Am Ende dann der kurze Anstieg zur Schikane „Hohenrain" – und die Ziel-Gerade des Grand-Prix-Kurses kommt in Sicht. Es geht vorbei an Tribünen und Boxen-Anlagen, wo die über 4500 Teilnehmer des 24-Stunden-Radrennens am Streckenrand ihre Lager aufgeschlagen haben.

Das Tor zur Grünen Hölle
Geschafft? Leider erst eine Runde… Nun öffnet sich das Tor zur „Grünen Hölle" für einen weiteren „Stint“, wie die Motorsport-Profis sagen. Hat mir der „Roto“-Teamchef verraten, der mit seinem Lotus Elise hier schon ein paar „Stints“ gut motorisiert gedreht hat.

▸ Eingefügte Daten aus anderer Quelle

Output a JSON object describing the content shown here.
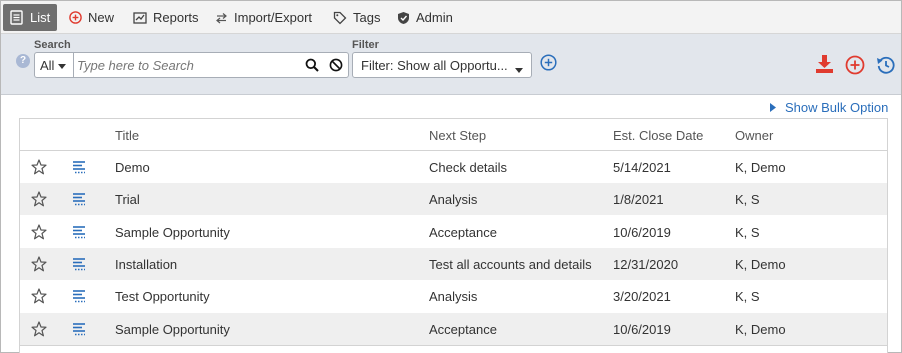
{
  "menu": {
    "list_label": "List",
    "new_label": "New",
    "reports_label": "Reports",
    "import_export_label": "Import/Export",
    "tags_label": "Tags",
    "admin_label": "Admin"
  },
  "toolbar": {
    "search_label": "Search",
    "search_scope": "All",
    "search_placeholder": "Type here to Search",
    "search_value": "",
    "filter_label": "Filter",
    "filter_value": "Filter: Show all Opportu...",
    "colors": {
      "export": "#e03b2f",
      "add": "#e03b2f",
      "history": "#2a6ebb",
      "link": "#2a6ebb"
    }
  },
  "bulk_option_label": "Show Bulk Option",
  "table": {
    "headers": {
      "title": "Title",
      "next_step": "Next Step",
      "close_date": "Est. Close Date",
      "owner": "Owner"
    },
    "rows": [
      {
        "title": "Demo",
        "next_step": "Check details",
        "close_date": "5/14/2021",
        "owner": "K, Demo"
      },
      {
        "title": "Trial",
        "next_step": "Analysis",
        "close_date": "1/8/2021",
        "owner": "K, S"
      },
      {
        "title": "Sample Opportunity",
        "next_step": "Acceptance",
        "close_date": "10/6/2019",
        "owner": "K, S"
      },
      {
        "title": "Installation",
        "next_step": "Test all accounts and details",
        "close_date": "12/31/2020",
        "owner": "K, Demo"
      },
      {
        "title": "Test Opportunity",
        "next_step": "Analysis",
        "close_date": "3/20/2021",
        "owner": "K, S"
      },
      {
        "title": "Sample Opportunity",
        "next_step": "Acceptance",
        "close_date": "10/6/2019",
        "owner": "K, Demo"
      }
    ]
  }
}
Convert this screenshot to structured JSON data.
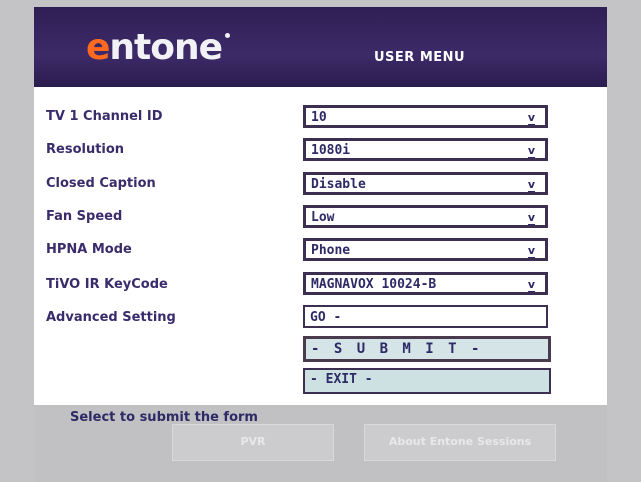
{
  "header": {
    "logo_first": "e",
    "logo_rest": "ntone",
    "title": "USER MENU"
  },
  "form": {
    "rows": [
      {
        "label": "TV 1 Channel ID",
        "value": "10",
        "arrow": "v"
      },
      {
        "label": "Resolution",
        "value": "1080i",
        "arrow": "v"
      },
      {
        "label": "Closed Caption",
        "value": "Disable",
        "arrow": "v"
      },
      {
        "label": "Fan Speed",
        "value": "Low",
        "arrow": "v"
      },
      {
        "label": "HPNA Mode",
        "value": "Phone",
        "arrow": "v"
      },
      {
        "label": "TiVO IR KeyCode",
        "value": "MAGNAVOX 10024-B",
        "arrow": "v"
      },
      {
        "label": "Advanced Setting",
        "value": "GO -"
      }
    ],
    "submit_label": "- S U B M I T -",
    "exit_label": "- EXIT -"
  },
  "footer": {
    "status": "Select to submit the form",
    "ghost_buttons": [
      "PVR",
      "About Entone Sessions"
    ]
  },
  "colors": {
    "header_bg": "#3d2a68",
    "logo_accent": "#ff6a1f",
    "text": "#2e2a66",
    "button_bg": "#cde1e3"
  }
}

Die zweite Runde bekomme ich ganz passabel hin – wenn mich auch die 18 Prozent zur Hohen Acht schon deutlich mehr schlauchen als in Umlauf eins. Nun muss ich an der Verpflegung am „Gipfel“ doch mal einen kleinen Stop einlegen – natürlich nur, um meine Flasche aufzufüllen, und um schnell eine Banane zu verdrücken.

Bald sehe ich wieder die „Freude am Fahren“, quer über der Zielgeraden. Spüre ich sie auch? Na ja. Die letzte Runde steht an. Jetzt kommt's drauf an, denke ich: Jetzt zeigt sich, wer wirklich fit ist. Schon im Anstieg am Ende der Formel-1-Strecke überhole ich die ersten Fahrer, die in den Runden zuvor hier immer im Wiegetritt hochgeprügelt sind.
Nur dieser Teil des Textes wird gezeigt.